The final quarter of the album takes the listener to a place that is warm, delicate, and life-affirming; it’s unlike anything I thought Jamie T capable of a month ago. Love Is Only A Heartbeat Away is the sweetest song he’s ever written. It’s delicate yet fast-paced, discerning yet moving, with faultless diction and wordplay. The last couple of songs seem to make a more genuine bid for love. As in Jamie’s most memorable and poignant songs (Sheila, Emily’s Heart), both Love Is Only A Heartbeat Away and They Told Me It Rained are elegiac.

The latter track is the most perfect album closer Jamie T has written thus far; it’s the definite highlight of Carry On The Grudge.

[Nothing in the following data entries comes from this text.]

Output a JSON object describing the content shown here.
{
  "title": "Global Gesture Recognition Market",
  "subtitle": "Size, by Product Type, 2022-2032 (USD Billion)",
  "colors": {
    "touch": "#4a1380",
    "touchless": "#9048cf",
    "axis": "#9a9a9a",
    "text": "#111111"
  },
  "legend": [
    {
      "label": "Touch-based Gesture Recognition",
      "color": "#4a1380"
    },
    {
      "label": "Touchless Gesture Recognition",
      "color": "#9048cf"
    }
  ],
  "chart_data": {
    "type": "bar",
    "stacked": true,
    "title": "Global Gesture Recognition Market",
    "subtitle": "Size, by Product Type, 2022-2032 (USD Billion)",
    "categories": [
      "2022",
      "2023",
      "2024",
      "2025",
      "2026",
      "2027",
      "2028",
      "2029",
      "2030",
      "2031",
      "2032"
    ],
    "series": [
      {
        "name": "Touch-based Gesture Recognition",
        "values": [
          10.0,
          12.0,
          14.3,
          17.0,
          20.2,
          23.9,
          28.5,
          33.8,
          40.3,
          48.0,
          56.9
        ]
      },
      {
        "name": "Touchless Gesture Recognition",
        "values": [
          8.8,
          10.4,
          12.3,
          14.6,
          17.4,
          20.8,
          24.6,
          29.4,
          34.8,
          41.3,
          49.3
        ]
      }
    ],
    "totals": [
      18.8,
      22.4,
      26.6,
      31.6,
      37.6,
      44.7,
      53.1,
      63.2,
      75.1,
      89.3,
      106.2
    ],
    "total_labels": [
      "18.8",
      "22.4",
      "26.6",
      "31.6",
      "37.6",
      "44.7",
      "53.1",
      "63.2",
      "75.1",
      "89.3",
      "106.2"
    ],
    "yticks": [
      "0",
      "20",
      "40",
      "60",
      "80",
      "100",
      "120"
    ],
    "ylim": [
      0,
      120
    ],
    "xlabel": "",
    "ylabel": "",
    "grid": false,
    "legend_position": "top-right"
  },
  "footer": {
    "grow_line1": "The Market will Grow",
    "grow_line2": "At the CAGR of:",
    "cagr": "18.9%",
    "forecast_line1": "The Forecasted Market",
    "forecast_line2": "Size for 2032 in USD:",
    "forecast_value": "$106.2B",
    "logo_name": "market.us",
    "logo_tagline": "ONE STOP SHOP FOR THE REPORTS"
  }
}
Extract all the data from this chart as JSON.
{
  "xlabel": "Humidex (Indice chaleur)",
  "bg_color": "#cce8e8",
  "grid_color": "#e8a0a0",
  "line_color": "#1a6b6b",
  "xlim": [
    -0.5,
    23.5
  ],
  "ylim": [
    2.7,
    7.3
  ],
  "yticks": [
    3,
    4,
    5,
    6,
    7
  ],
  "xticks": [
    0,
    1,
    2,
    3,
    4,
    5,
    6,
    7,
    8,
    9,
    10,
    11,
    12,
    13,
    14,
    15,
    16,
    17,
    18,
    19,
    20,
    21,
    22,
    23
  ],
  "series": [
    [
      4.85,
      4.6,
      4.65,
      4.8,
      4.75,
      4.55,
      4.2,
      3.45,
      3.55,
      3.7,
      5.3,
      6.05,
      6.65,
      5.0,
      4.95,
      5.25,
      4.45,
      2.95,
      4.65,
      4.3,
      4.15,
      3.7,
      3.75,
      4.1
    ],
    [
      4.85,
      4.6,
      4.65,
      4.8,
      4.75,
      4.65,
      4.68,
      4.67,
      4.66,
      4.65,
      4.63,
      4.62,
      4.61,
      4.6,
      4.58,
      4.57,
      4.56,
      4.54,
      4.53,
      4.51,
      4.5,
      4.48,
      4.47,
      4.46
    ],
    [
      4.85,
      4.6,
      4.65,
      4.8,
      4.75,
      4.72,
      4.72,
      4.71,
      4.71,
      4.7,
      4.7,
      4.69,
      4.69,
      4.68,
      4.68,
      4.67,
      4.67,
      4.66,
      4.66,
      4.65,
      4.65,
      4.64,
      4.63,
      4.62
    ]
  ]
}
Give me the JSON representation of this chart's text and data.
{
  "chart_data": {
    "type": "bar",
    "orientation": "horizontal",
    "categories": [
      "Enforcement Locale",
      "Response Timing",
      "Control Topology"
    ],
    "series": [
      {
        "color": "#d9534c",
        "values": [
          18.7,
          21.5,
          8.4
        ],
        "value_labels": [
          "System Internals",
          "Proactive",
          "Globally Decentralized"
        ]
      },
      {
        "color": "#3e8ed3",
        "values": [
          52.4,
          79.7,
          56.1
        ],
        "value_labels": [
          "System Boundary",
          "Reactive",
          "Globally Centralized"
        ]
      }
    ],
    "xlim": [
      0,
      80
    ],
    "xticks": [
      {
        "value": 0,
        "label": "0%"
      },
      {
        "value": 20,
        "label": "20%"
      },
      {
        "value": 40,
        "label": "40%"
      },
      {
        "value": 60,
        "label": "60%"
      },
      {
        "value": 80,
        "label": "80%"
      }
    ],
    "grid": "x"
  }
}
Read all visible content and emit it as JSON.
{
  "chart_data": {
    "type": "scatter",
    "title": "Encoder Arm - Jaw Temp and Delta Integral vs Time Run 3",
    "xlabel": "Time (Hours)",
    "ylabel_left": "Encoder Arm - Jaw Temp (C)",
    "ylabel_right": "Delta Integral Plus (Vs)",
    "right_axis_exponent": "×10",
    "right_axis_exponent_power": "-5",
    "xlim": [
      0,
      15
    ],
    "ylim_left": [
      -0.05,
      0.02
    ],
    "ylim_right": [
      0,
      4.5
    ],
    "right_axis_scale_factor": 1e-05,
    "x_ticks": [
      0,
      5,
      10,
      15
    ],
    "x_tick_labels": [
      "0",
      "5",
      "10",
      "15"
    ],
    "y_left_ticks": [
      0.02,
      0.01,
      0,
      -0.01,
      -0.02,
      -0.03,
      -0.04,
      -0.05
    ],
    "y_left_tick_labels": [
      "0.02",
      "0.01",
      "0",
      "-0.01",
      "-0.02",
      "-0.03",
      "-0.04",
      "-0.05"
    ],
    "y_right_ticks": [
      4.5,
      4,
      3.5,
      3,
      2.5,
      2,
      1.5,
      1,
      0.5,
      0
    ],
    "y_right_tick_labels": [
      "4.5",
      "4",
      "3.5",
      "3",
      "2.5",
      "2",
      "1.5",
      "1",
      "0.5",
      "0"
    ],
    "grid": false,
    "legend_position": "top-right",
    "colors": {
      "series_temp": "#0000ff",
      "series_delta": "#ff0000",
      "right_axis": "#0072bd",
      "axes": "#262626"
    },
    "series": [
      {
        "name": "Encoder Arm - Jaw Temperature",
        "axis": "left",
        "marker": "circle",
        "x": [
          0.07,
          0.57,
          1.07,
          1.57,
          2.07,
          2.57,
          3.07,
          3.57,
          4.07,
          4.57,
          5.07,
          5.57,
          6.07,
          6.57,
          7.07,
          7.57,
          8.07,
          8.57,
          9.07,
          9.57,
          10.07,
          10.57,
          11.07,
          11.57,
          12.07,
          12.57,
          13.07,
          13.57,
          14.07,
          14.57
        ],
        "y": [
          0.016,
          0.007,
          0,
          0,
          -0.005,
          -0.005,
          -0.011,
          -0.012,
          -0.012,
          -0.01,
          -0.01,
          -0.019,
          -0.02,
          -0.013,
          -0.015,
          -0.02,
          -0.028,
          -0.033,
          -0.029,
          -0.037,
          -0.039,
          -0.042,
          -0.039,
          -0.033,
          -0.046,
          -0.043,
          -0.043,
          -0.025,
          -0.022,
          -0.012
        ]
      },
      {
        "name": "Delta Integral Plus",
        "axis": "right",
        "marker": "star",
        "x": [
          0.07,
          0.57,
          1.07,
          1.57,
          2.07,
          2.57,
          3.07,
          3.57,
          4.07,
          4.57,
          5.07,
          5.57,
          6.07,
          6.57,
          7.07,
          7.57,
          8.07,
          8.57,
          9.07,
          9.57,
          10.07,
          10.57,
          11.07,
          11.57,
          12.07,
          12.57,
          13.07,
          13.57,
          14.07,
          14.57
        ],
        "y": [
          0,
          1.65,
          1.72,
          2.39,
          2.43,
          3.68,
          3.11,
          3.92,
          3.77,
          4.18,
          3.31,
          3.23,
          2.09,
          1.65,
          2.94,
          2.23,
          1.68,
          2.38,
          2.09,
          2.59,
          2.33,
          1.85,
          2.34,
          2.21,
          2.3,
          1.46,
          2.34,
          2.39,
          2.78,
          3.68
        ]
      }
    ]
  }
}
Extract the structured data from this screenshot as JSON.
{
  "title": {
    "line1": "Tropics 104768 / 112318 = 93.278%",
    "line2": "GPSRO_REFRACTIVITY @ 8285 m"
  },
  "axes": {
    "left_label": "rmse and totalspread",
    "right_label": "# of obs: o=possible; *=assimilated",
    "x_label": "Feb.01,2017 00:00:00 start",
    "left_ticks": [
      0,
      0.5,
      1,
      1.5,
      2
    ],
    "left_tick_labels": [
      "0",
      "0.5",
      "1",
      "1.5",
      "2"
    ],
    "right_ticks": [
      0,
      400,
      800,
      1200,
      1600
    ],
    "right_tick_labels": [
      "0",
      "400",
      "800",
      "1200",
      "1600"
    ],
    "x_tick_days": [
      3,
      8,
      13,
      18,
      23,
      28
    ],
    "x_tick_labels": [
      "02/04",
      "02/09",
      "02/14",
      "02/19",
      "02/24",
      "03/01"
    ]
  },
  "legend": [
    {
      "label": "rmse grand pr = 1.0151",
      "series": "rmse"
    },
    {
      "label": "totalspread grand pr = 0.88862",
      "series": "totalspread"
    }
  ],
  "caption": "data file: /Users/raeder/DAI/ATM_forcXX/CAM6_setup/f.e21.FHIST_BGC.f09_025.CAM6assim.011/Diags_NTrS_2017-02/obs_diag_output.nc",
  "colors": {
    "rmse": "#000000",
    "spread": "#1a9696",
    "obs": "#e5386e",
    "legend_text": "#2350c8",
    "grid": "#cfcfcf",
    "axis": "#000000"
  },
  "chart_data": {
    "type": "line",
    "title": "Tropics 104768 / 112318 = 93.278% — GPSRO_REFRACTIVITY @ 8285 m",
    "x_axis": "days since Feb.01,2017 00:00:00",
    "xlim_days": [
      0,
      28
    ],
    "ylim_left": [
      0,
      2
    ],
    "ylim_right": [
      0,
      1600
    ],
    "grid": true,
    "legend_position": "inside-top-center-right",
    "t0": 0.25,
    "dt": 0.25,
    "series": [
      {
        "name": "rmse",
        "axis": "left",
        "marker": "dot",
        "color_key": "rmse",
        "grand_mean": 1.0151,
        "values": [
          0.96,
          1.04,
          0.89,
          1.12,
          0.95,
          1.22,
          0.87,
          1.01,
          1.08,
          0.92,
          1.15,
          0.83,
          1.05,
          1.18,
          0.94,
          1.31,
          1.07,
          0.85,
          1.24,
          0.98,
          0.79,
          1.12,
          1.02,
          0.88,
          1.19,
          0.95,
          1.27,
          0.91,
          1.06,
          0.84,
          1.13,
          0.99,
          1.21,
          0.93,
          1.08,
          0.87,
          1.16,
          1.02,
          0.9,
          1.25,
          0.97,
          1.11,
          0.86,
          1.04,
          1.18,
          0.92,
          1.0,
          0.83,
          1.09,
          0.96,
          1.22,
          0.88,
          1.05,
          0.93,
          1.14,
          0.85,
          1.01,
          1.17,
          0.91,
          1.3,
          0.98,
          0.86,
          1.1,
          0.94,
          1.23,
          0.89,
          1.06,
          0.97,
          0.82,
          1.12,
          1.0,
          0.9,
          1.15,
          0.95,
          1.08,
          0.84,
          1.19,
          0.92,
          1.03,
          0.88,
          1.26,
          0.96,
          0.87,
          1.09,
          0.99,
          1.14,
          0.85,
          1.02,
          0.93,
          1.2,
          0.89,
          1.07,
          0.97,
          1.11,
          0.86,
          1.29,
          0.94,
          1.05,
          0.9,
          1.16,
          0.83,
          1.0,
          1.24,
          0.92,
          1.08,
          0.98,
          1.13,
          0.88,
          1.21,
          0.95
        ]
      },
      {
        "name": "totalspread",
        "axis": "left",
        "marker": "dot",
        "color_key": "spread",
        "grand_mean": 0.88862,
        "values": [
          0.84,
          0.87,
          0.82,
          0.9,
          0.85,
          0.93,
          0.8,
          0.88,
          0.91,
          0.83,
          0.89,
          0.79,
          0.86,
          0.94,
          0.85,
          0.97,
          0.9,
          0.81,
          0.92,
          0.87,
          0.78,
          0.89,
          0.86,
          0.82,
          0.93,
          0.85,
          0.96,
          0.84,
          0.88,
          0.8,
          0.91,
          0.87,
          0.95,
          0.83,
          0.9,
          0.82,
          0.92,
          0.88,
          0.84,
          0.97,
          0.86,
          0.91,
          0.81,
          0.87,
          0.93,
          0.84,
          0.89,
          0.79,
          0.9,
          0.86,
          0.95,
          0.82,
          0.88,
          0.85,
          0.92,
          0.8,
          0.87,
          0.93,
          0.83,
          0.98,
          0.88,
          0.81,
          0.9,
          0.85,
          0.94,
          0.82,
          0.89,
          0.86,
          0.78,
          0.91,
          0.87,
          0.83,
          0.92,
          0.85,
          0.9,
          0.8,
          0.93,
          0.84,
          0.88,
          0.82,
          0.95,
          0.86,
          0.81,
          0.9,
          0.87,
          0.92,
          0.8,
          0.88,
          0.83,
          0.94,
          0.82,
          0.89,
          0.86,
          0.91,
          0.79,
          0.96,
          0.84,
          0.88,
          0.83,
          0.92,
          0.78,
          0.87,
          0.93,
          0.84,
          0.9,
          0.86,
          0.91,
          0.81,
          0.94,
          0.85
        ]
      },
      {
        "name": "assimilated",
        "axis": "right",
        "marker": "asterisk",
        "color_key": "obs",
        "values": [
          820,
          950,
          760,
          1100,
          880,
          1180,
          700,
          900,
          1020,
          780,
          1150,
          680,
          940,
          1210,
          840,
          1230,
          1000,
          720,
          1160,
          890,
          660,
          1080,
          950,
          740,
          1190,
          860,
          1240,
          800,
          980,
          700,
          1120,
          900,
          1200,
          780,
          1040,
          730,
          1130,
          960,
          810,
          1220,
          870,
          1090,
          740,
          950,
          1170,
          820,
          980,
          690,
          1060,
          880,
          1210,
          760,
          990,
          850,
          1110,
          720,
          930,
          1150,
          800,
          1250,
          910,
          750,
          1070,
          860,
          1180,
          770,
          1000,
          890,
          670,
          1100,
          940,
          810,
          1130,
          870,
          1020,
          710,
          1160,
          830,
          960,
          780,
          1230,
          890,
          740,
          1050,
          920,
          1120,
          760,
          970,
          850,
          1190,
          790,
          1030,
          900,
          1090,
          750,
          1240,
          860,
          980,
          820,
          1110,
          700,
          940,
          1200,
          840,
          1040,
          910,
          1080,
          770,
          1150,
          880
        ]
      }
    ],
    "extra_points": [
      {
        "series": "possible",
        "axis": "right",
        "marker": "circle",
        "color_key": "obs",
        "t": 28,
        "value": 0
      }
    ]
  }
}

Though certain ardent Jamie T fans may argue that it’s devoid from any signature traits that make a song classically his, objectively speaking, it is his best, most well-rounded song. The chorus pierces you upon first listen; the overwhelming vulnerability is married perfectly to the production, walking hand-in-hand and seemingly gripping your heart tightly in between. It showcases the inexplicably dramatic leap his songwriting has taken in between albums, replacing talk/rap, spit-singing, and street brashness with tender, introspective results. Alongside this, Jamie’s voice has dramatically improved over the past five years, leaving the defiant boyish squeal behind for a more wholesome timbre.

This is Jamie T’s best album. Hell, it’s the best album of the year in my opinion (and this year we’ve had some extraordinary additions to our review section). No other album has made me acknowledge my demons, taken me to the depths of them, yet helped me emerge purer and wiser, whilst having raucous, hedonistic fun in the process. Five stars is where my limit lies: a perfect album deserves a perfect score.